OBJECTIVES: Sudden circulatory arrest is most often of cardiac origin. Our aim was to evaluate circulatory arrest etiology and treatment strategies in patients after cardiopulmonary resuscitation (CPR) with persistent impairment of consciousness in relation to survival and the subsequent quality of life.
DESIGN: Retrospective analysis of patients after CPR treated according to the local protocol including mild hypothermia in the intensive cardiac care unit.
RESULTS: Over 2 years, we admitted 57 mechanically ventilated patients after CPR. 47 patients (82%) were resuscitated outside the hospital.
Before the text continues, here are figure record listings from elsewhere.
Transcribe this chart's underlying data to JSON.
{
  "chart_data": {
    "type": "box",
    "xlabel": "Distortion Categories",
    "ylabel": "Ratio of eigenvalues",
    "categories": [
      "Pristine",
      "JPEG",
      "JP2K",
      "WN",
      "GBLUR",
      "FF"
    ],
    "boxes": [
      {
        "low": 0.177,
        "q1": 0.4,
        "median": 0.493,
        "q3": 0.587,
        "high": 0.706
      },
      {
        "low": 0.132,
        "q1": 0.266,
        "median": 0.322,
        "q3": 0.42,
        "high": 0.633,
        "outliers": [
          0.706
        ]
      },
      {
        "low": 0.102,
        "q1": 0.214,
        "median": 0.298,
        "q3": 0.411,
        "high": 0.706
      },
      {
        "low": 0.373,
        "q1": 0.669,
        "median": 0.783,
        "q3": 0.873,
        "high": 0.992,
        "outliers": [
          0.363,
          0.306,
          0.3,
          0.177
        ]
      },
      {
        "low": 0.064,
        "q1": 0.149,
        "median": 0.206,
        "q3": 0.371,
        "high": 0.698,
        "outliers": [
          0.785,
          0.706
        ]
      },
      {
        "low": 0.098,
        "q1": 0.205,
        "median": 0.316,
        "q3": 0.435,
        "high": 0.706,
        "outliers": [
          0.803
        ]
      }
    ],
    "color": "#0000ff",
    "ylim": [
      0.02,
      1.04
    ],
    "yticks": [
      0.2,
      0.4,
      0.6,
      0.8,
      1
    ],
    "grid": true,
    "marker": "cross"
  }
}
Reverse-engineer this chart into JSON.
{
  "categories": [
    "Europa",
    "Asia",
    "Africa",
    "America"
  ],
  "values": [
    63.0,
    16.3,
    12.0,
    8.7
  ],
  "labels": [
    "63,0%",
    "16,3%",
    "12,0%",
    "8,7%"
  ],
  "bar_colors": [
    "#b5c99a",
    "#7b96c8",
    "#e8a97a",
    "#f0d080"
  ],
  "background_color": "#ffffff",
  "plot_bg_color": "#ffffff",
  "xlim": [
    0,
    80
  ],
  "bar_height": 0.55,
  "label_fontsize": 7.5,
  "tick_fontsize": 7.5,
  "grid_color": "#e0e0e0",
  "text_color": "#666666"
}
In 33 patients (58%) the initial rhythm was ventricular fibrillation; in the remaining patients (42%) asystole/pulseless electrical activity. Urgent coronary angiography was performed in 36 patients and percutaneous coronary intervention in 25 of them. The admission APACHE II score was 32,4 +/- 3,4 with predicted mortality of 77,1%. The hospital survival rate was 54% and 47% of the patients were discharged home in a good state of health (Glasgow outcome score 4-5).
CONCLUSION: Our results suggest that comprehensive post-resuscitation care including therapeutic hypothermia and percutaneous coronary intervention in selected cases may have a positive impact on the prognosis of patients after CPR.